Il nodo è geopolitico, non religioso. Un nodo aggrovigliato che va dalla Siria al Libano, dall’Arabia Saudita allo Yemen, passando per l’Iraq e l’Iran fino ad arrivare in Bangladesh e in India. Un nodo fatto di vendite di armi, traffici illeciti, interessi economici, finanziamenti poco chiari. E se proprio dobbiamo schierarci, allora facciamolo tutti per la pace. Serve pace nel mondo, pace in Siria, in Somalia, in Afghanistan e non solo. Serve un nuovo impegno per la pace, una parola che per troppo tempo non abbiamo usato, anzi che abbiamo snobbato come utopica. Serve un nuovo movimento pacifista. Servono politiche per la pace. Serve la parola pace coniugata in tutti i suoi aspetti.

Pace è l’unica parola che può toglierci dai guai.
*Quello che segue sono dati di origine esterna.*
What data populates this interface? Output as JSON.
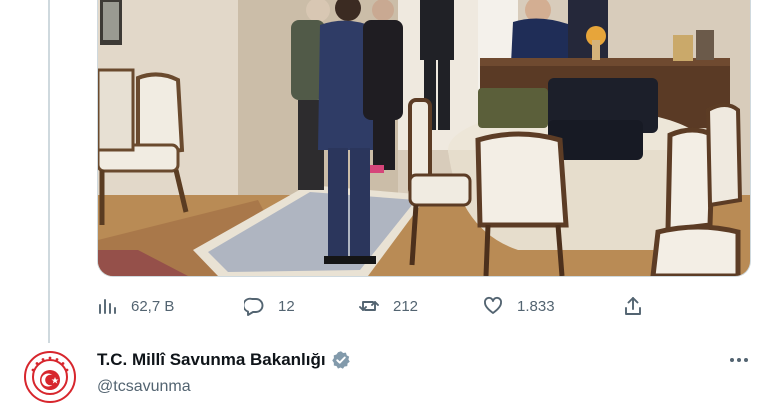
{
  "tweet_actions": {
    "views": "62,7 B",
    "replies": "12",
    "retweets": "212",
    "likes": "1.833"
  },
  "next_tweet": {
    "display_name": "T.C. Millî Savunma Bakanlığı",
    "handle": "@tcsavunma",
    "verified": true
  },
  "colors": {
    "icon_gray": "#536471",
    "verified_badge": "#829aab",
    "avatar_ring": "#d7262d"
  },
  "icons": [
    "analytics-icon",
    "reply-icon",
    "retweet-icon",
    "like-icon",
    "share-icon",
    "more-icon",
    "verified-icon"
  ]
}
L’unica che può farci uscire da questa cappa di sospetto e di paura.

Igiaba Scego, qui.

Ciascuno di noi si prenda un nodo, il proprio nodo, e cerchi di sbrogliarlo, dipanando i fili politici ed economici in una nuova composizione più ordinata e coerente, denunciando chi imbroglia, nel senso letterale e figurato. Perché di imbroglioni, in questa storia, ce n’è fin troppi.